Une solution mise au point par le Partenariat de recherche sur les maladies infectieuses émergentes en Asie (APEIR) en vue d’éliminer la menace de la grippe aviaire s’est avérée étonnamment simple. Dans de nombreuses petites exploitations avicoles de pays en développement, des acheteurs de volaille itinérants se promènent de maison en maison à motocyclette, empilant les cageots à poulets en bambou à l’arrière de leur véhicule. De concert avec des aviculteurs locaux, les chercheurs ont trouvé une solution de rechange plus salubre : des postes de traite placés à l’entrée des villages, où les aviculteurs peuvent apporter leur volaille, qui sera ensuite acheminée au marché. Cette stratégie vise à empêcher que les acheteurs ne contaminent à leur insu le domicile et la cour des aviculteurs chez qui ils se rendent avec les oiseaux potentiellement malades qu’ils transportent et les fientes qui adhèrent à leurs pneus. Elle permet donc de réduire les risques d’infection des élevages. 
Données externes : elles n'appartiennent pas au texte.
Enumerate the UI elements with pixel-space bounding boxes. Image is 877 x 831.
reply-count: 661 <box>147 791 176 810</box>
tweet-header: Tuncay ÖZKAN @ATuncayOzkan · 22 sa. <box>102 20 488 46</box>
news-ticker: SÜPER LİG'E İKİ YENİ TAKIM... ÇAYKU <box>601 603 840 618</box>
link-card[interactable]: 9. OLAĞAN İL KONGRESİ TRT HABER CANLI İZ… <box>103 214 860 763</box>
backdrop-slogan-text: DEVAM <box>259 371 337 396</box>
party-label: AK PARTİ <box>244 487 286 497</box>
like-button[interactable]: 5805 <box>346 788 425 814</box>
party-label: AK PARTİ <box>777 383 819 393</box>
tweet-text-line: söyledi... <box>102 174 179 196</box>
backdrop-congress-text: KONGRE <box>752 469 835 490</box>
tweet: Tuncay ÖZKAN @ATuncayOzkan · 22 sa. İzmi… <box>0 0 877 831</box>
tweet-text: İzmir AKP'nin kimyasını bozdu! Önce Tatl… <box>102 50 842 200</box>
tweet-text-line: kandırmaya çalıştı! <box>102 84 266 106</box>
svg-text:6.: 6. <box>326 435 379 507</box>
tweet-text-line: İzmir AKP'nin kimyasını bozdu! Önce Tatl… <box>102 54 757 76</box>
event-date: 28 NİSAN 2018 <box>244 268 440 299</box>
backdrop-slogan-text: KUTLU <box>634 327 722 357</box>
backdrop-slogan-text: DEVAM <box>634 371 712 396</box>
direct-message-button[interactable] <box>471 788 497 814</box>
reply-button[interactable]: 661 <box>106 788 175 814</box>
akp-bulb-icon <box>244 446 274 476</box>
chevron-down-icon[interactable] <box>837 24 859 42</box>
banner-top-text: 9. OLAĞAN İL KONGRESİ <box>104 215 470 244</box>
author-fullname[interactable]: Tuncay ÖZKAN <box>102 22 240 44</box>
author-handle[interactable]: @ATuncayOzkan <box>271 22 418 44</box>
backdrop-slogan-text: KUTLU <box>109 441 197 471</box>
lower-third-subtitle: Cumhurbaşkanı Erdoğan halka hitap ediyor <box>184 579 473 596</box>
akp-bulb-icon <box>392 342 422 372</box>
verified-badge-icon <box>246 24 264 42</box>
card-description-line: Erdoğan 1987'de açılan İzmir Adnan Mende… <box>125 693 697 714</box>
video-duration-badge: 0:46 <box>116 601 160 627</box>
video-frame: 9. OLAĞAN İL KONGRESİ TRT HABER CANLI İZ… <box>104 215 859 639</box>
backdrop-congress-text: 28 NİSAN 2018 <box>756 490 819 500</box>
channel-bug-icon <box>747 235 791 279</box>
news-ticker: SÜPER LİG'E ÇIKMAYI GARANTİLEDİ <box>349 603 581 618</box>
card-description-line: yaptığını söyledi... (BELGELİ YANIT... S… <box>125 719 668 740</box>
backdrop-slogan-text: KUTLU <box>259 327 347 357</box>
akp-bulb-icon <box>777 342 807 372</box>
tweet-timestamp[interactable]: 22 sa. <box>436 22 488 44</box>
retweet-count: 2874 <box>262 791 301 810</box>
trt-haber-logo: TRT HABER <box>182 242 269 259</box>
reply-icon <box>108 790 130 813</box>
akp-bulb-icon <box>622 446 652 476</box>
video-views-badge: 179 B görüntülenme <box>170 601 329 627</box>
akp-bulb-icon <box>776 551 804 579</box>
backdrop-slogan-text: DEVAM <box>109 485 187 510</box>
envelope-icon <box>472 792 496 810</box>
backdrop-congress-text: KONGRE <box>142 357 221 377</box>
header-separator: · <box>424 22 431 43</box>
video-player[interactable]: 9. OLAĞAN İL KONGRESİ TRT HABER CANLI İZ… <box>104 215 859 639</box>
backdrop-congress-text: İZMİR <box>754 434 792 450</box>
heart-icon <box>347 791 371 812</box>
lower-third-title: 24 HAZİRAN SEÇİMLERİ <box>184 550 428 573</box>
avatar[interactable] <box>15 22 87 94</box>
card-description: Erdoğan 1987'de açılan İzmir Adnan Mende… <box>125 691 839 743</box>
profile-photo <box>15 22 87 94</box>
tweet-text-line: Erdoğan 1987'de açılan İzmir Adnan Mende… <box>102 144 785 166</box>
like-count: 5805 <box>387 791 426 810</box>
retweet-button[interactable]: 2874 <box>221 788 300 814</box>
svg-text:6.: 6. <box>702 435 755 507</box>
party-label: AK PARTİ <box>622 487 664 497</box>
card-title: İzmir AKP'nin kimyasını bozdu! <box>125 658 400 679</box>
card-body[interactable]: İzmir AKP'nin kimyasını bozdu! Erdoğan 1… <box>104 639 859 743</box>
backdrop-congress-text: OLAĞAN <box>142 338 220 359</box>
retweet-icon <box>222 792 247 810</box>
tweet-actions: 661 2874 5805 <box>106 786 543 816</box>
Les chercheurs de l’APEIR ont aussi aidé les petits aviculteurs à mettre en commun leurs ressources et à construire des bâtiments d’élevage qui empêchent tout contact entre leur volaille et les oiseaux sauvages, potentiellement infectés. Ils poursuivent en outre d’autres travaux sur les façons de rendre plus salubres les marchés où les animaux sont vendus vivants sans pour autant faire interdire ces lieux d’échange traditionnels.
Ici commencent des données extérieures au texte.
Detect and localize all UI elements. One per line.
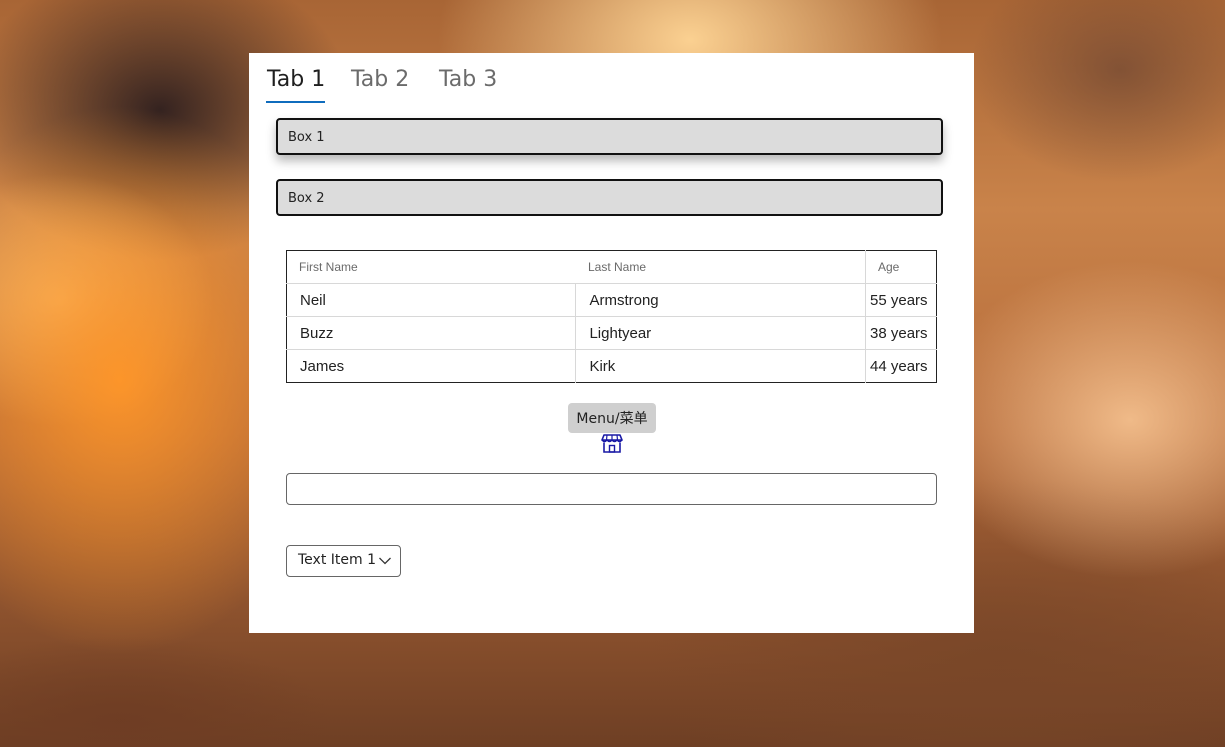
column-header-first-name[interactable]: First Name [286, 250, 576, 284]
tab-2[interactable]: Tab 2 [351, 67, 409, 92]
box-2: Box 2 [276, 179, 943, 216]
table-header-row: First Name Last Name Age [286, 250, 937, 284]
column-header-age[interactable]: Age [865, 250, 937, 284]
first-name-cell: James [300, 357, 345, 375]
store-icon[interactable] [601, 433, 623, 453]
last-name-cell: Armstrong [575, 283, 866, 317]
tab-1[interactable]: Tab 1 [267, 67, 325, 92]
dropdown-selected-value: Text Item 1 [298, 552, 376, 568]
first-name-cell: Neil [286, 283, 576, 317]
age-cell: 38 years [865, 316, 937, 350]
people-table: First Name Last Name Age Neil Armstrong … [286, 250, 937, 383]
first-name-cell: Buzz [286, 316, 576, 350]
chevron-down-icon [379, 557, 391, 565]
age-cell: 44 years [865, 349, 937, 383]
text-input[interactable] [286, 473, 937, 505]
column-header-last-name[interactable]: Last Name [575, 250, 866, 284]
tab-3[interactable]: Tab 3 [439, 67, 497, 92]
age-cell: 55 years [865, 283, 937, 317]
dropdown-select[interactable]: Text Item 1 [286, 545, 401, 577]
box-1: Box 1 [276, 118, 943, 155]
last-name-cell: Kirk [575, 349, 866, 383]
main-card: Tab 1 Tab 2 Tab 3 Box 1 Box 2 First Name… [249, 53, 974, 633]
table-row[interactable]: James Kirk 44 years [287, 349, 937, 383]
active-tab-indicator [266, 101, 325, 103]
table-row[interactable]: Neil Armstrong 55 years [286, 283, 937, 317]
menu-button[interactable]: Menu/菜单 [568, 403, 656, 433]
last-name-cell: Lightyear [575, 316, 866, 350]
table-row[interactable]: Buzz Lightyear 38 years [286, 316, 937, 350]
Si l’abattage fait partie intégrante de la lutte contre les maladies, on en a fait une utilisation abusive. Il est tout à fait possible de lutter efficacement contre les maladies grâce à des abattages beaucoup plus ciblés, résultat de politiques qui, en plus de prendre en considération la nécessité d’enrayer le virus, tiennent compte des répercussions des pertes subies sur les moyens de subsistance des aviculteurs et des données probantes sur la propagation de la maladie.

Les annonces de pandémies s’accompagnent d’offensives, mais ne façonnent pas les politiques qui prennent en compte les moyens de subsistance des éleveurs et les déterminants complexes des maladies. Comment peut-on encourager les éleveurs à se conformer aux mesures de lutte par souci pour leur santé et celle de leurs enfants et faire en sorte qu’ils n’hésitent pas à s’y conformer par crainte que cela entraîne des répercussions négatives sur leurs moyens de subsistance et ceux de leurs voisins ?
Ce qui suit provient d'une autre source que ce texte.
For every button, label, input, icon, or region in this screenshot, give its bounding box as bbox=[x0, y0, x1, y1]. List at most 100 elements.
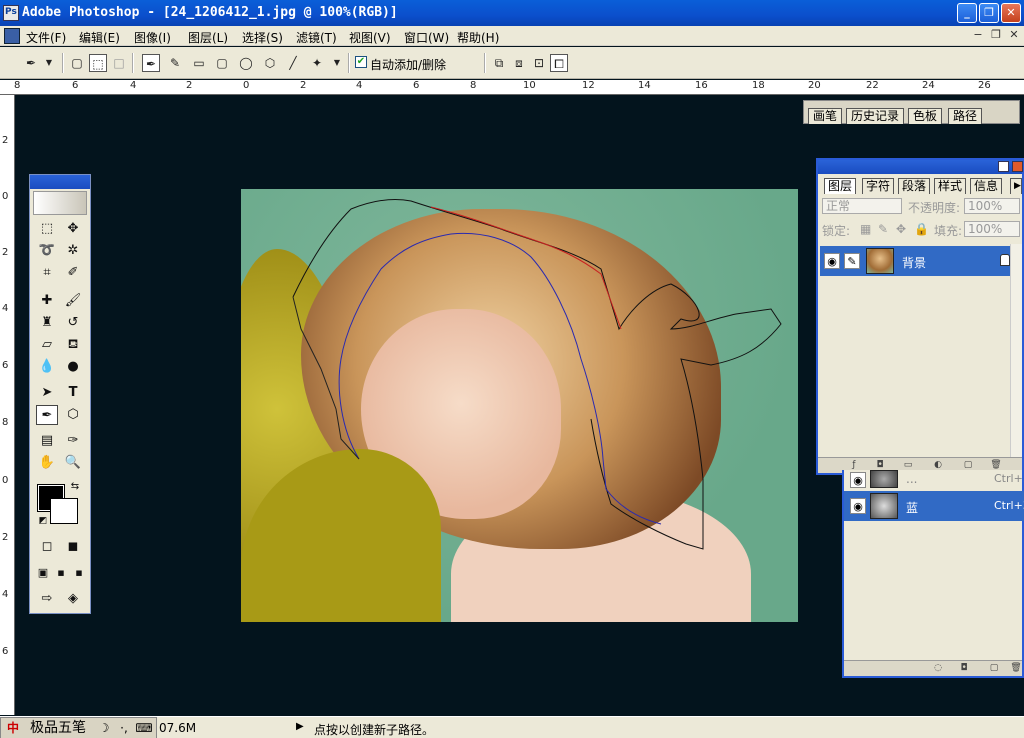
doc-close-button[interactable]: ✕ bbox=[1006, 28, 1022, 43]
doc-minimize-button[interactable]: − bbox=[970, 28, 986, 43]
eye-icon[interactable]: ◉ bbox=[850, 498, 866, 514]
healing-brush-tool-icon[interactable]: ✚ bbox=[36, 291, 58, 311]
channel-row-partial[interactable]: ◉ ... Ctrl+... bbox=[844, 470, 1024, 490]
menu-file[interactable]: 文件(F) bbox=[26, 29, 66, 46]
brush-tool-icon[interactable]: 🖌 bbox=[62, 291, 84, 311]
line-icon[interactable]: ╱ bbox=[284, 54, 302, 72]
tab-paragraph[interactable]: 段落 bbox=[898, 178, 931, 194]
pen-tool-icon[interactable]: ✒ bbox=[142, 54, 160, 72]
maximize-button[interactable]: ❐ bbox=[979, 3, 999, 23]
dodge-tool-icon[interactable]: ● bbox=[62, 357, 84, 377]
ime-logo[interactable]: 中 bbox=[4, 720, 22, 737]
auto-add-delete-checkbox[interactable]: ✔ bbox=[355, 56, 367, 68]
eye-icon[interactable]: ◉ bbox=[824, 253, 840, 269]
tab-info[interactable]: 信息 bbox=[970, 178, 1003, 194]
rounded-rectangle-icon[interactable]: ▢ bbox=[213, 54, 231, 72]
close-button[interactable]: ✕ bbox=[1001, 3, 1021, 23]
lock-position-icon[interactable]: ✥ bbox=[896, 222, 906, 236]
layers-scrollbar[interactable] bbox=[1010, 244, 1022, 459]
ellipse-icon[interactable]: ◯ bbox=[237, 54, 255, 72]
doc-restore-button[interactable]: ❐ bbox=[988, 28, 1004, 43]
hand-tool-icon[interactable]: ✋ bbox=[36, 453, 58, 473]
ime-punctuation-icon[interactable]: ·, bbox=[115, 720, 133, 737]
ime-name[interactable]: 极品五笔 bbox=[25, 720, 91, 737]
eraser-tool-icon[interactable]: ▱ bbox=[36, 335, 58, 355]
layer-row-background[interactable]: ◉ ✎ 背景 bbox=[820, 246, 1016, 276]
path-selection-tool-icon[interactable]: ➤ bbox=[36, 383, 58, 403]
fill-input[interactable]: 100% bbox=[964, 221, 1020, 237]
layers-panel-titlebar[interactable] bbox=[818, 160, 1023, 174]
toolbox-logo[interactable] bbox=[33, 191, 87, 215]
custom-shape-icon[interactable]: ✦ bbox=[308, 54, 326, 72]
default-colors-icon[interactable]: ◩ bbox=[32, 511, 54, 531]
document-icon[interactable] bbox=[4, 28, 20, 44]
clone-stamp-tool-icon[interactable]: ♜ bbox=[36, 313, 58, 333]
tab-styles[interactable]: 样式 bbox=[934, 178, 967, 194]
tool-preset-pen-icon[interactable]: ✒ bbox=[22, 54, 40, 72]
well-tab-brushes[interactable]: 画笔 bbox=[808, 108, 843, 124]
image-canvas[interactable] bbox=[241, 189, 798, 622]
menu-help[interactable]: 帮助(H) bbox=[457, 29, 499, 46]
shape-tool-icon[interactable]: ⬡ bbox=[62, 405, 84, 425]
brush-link-icon[interactable]: ✎ bbox=[844, 253, 860, 269]
fill-pixels-icon[interactable]: □ bbox=[110, 54, 128, 72]
imageready-icon[interactable]: ◈ bbox=[62, 589, 84, 609]
menu-select[interactable]: 选择(S) bbox=[242, 29, 283, 46]
background-color-swatch[interactable] bbox=[50, 498, 78, 524]
geometry-options-icon[interactable]: ▼ bbox=[328, 54, 346, 72]
well-tab-swatches[interactable]: 色板 bbox=[908, 108, 943, 124]
pen-tool-icon[interactable]: ✒ bbox=[36, 405, 58, 425]
full-screen-mode-icon[interactable]: ▪ bbox=[68, 563, 90, 583]
crop-tool-icon[interactable]: ⌗ bbox=[36, 263, 58, 283]
slice-tool-icon[interactable]: ✐ bbox=[62, 263, 84, 283]
tool-preset-dropdown-icon[interactable]: ▼ bbox=[40, 54, 58, 72]
standard-mode-icon[interactable]: ◻ bbox=[36, 537, 58, 557]
blend-mode-select[interactable]: 正常 bbox=[822, 198, 902, 214]
type-tool-icon[interactable]: T bbox=[62, 383, 84, 403]
new-channel-icon[interactable]: ▢ bbox=[988, 663, 1000, 674]
toolbox-titlebar[interactable] bbox=[30, 175, 90, 189]
polygon-icon[interactable]: ⬡ bbox=[261, 54, 279, 72]
swap-colors-icon[interactable]: ⇆ bbox=[64, 477, 86, 497]
subtract-from-path-area-icon[interactable]: ⧈ bbox=[510, 54, 528, 72]
exclude-overlapping-icon[interactable]: ⧠ bbox=[550, 54, 568, 72]
menu-filter[interactable]: 滤镜(T) bbox=[296, 29, 337, 46]
notes-tool-icon[interactable]: ▤ bbox=[36, 431, 58, 451]
well-tab-history[interactable]: 历史记录 bbox=[846, 108, 905, 124]
load-selection-icon[interactable]: ◌ bbox=[932, 663, 944, 674]
well-tab-paths[interactable]: 路径 bbox=[948, 108, 983, 124]
delete-channel-icon[interactable]: 🗑 bbox=[1010, 663, 1022, 674]
menu-window[interactable]: 窗口(W) bbox=[404, 29, 449, 46]
photoshop-app-icon[interactable] bbox=[3, 5, 19, 21]
lock-all-icon[interactable]: 🔒 bbox=[914, 222, 929, 236]
paths-mode-icon[interactable]: ⬚ bbox=[89, 54, 107, 72]
work-path-overlay[interactable] bbox=[241, 189, 798, 622]
status-arrow-icon[interactable]: ▶ bbox=[296, 721, 304, 732]
menu-layer[interactable]: 图层(L) bbox=[188, 29, 228, 46]
jump-to-imageready-icon[interactable]: ⇨ bbox=[36, 589, 58, 609]
ime-mode-moon-icon[interactable]: ☽ bbox=[95, 720, 113, 737]
horizontal-ruler[interactable]: 8 6 4 2 0 2 4 6 8 10 12 14 16 18 20 22 2… bbox=[0, 80, 1024, 95]
add-to-path-area-icon[interactable]: ⧉ bbox=[490, 54, 508, 72]
panel-close-button[interactable] bbox=[1012, 161, 1023, 172]
zoom-tool-icon[interactable]: 🔍 bbox=[62, 453, 84, 473]
blur-tool-icon[interactable]: 💧 bbox=[36, 357, 58, 377]
minimize-button[interactable]: _ bbox=[957, 3, 977, 23]
eyedropper-tool-icon[interactable]: ✑ bbox=[62, 431, 84, 451]
marquee-tool-icon[interactable]: ⬚ bbox=[36, 219, 58, 239]
history-brush-tool-icon[interactable]: ↺ bbox=[62, 313, 84, 333]
opacity-input[interactable]: 100% bbox=[964, 198, 1020, 214]
move-tool-icon[interactable]: ✥ bbox=[62, 219, 84, 239]
panel-menu-arrow-icon[interactable]: ▶ bbox=[1010, 178, 1022, 194]
shape-layers-icon[interactable]: ▢ bbox=[68, 54, 86, 72]
menu-edit[interactable]: 编辑(E) bbox=[79, 29, 120, 46]
lock-transparency-icon[interactable]: ▦ bbox=[860, 222, 871, 236]
intersect-path-areas-icon[interactable]: ⊡ bbox=[530, 54, 548, 72]
paint-bucket-tool-icon[interactable]: ⛾ bbox=[62, 335, 84, 355]
quick-mask-mode-icon[interactable]: ◼ bbox=[62, 537, 84, 557]
menu-image[interactable]: 图像(I) bbox=[134, 29, 171, 46]
eye-icon[interactable]: ◉ bbox=[850, 472, 866, 488]
freeform-pen-icon[interactable]: ✎ bbox=[166, 54, 184, 72]
panel-minimize-button[interactable] bbox=[998, 161, 1009, 172]
lock-image-icon[interactable]: ✎ bbox=[878, 222, 888, 236]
Les épidémies nécessitent bien sûr des interventions d’urgence, mais il faut aussi agir en dehors des situations d’urgence pour prévenir d’autres pandémies. Essayer d’enrayer une pandémie, c’est comme tenter d’attraper une balle une fois que le coup de feu a été tiré. Employons-nous à soutenir le travail important qui est accompli avant que quelqu’un n’appuie sur la gâchette.   

Ce commentaire a été publié dans The Globe and Mail le 14 mai 2013.

Dominique Charron est directrice du programme Agriculture et environnement au CRDI.